How to cite this URL:
Joshipura V, Yadalam U, Brahmavar B. Aggressive periodontitis: A review. J Int Clin Dent Res Organ [serial online] 2015 [cited 2023 Mar 23];7:11-7. Available from: https://www.jicdro.org/text.asp?2015/7/1/11/153489

   Introduction Top

Aggressive periodontitis generally affects systemically healthy individuals less than 30 years of age, though patients may be older.
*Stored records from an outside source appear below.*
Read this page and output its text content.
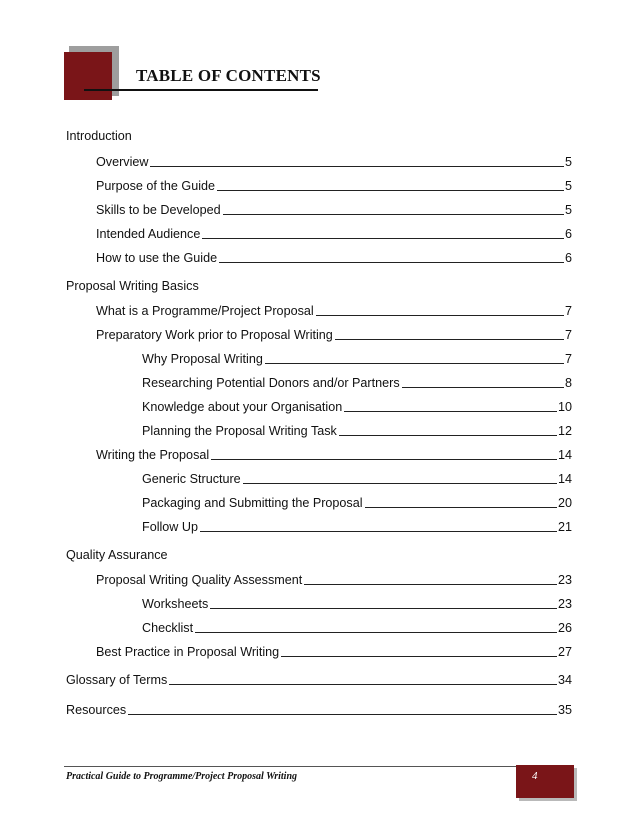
TABLE OF CONTENTS
Introduction
Overview	5
Purpose of the Guide	5
Skills to be Developed	5
Intended Audience	6
How to use the Guide	6
Proposal Writing Basics
What is a Programme/Project Proposal	7
Preparatory Work prior to Proposal Writing	7
Why Proposal Writing	7
Researching Potential Donors and/or Partners	8
Knowledge about your Organisation	10
Planning the Proposal Writing Task	12
Writing the Proposal	14
Generic Structure	14
Packaging and Submitting the Proposal	20
Follow Up	21
Quality Assurance
Proposal Writing Quality Assessment	23
Worksheets	23
Checklist	26
Best Practice in Proposal Writing	27
Glossary of Terms	34
Resources	35
Practical Guide to Programme/Project Proposal Writing	4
Aggressive periodontitis is distinguished from chronic periodontitis by the age of onset, the rapid rate of destruction, composition of the subgingival microflora, alteration in the host immune response, familial aggregation of diseased individuals, and a strong racial influence.

   History Top

Black in the year 1886, [1] used the terms phagedenic pericementitis and chronic suppurative pericementitis to describe patients who suffered from a rapid destruction of alveolar bone. Gottlieb in the year 1923 described an unusual form of periodontal disease that involved some or all of the permanent incisors and first molars of young individuals. Based on histological observations on extracted teeth from affected sites, he believed that the disease was due to defective deposition of cementum or cementopathia. Gottlieb in the year 1928 applied the principles of classical pathology, which stated that all human nonneoplastic diseases could be classified as either inflammatory or noninflammatory and used the term diffuse atrophy of the alveolar bone [2] to describe a condition in which adolescent patients did not exhibit the intense gingival inflammation ordinarily seen in other adult patients with periodontitis, he believed that the disease was a noninflammatory or degenerative condition. In the year 1942, Orban and Weinmann introduced the term periodontosis to describe the periodontal destruction in young individuals. [3] At the 1966 World Workshop in Periodontics, it was concluded that there is no evidence for the existence of noninflammatory degenerative periodontal disease and the term periodontosis should be eliminated from periodontal nomenclature. In the late 1970s and early 1980s, it was believed that the condition was an infection that could be treated by therapy based on excellent plaque control and the idea that the disease may be due to degeneration of cementum, or any other components of the periodontium, was laid to rest. As a reflection of this changing opinion regarding the etiology of the disease in 1969 Butler [4] used the term juvenile periodontitis andreplaced periodontosis and in 1989 as early onset periodontitis [5] as the preferred term for the condition. In the1999 classification system, the name of the disease was changed to aggressive periodontitis, [6] the reason being to eliminate nonvalidated age-dependent designations.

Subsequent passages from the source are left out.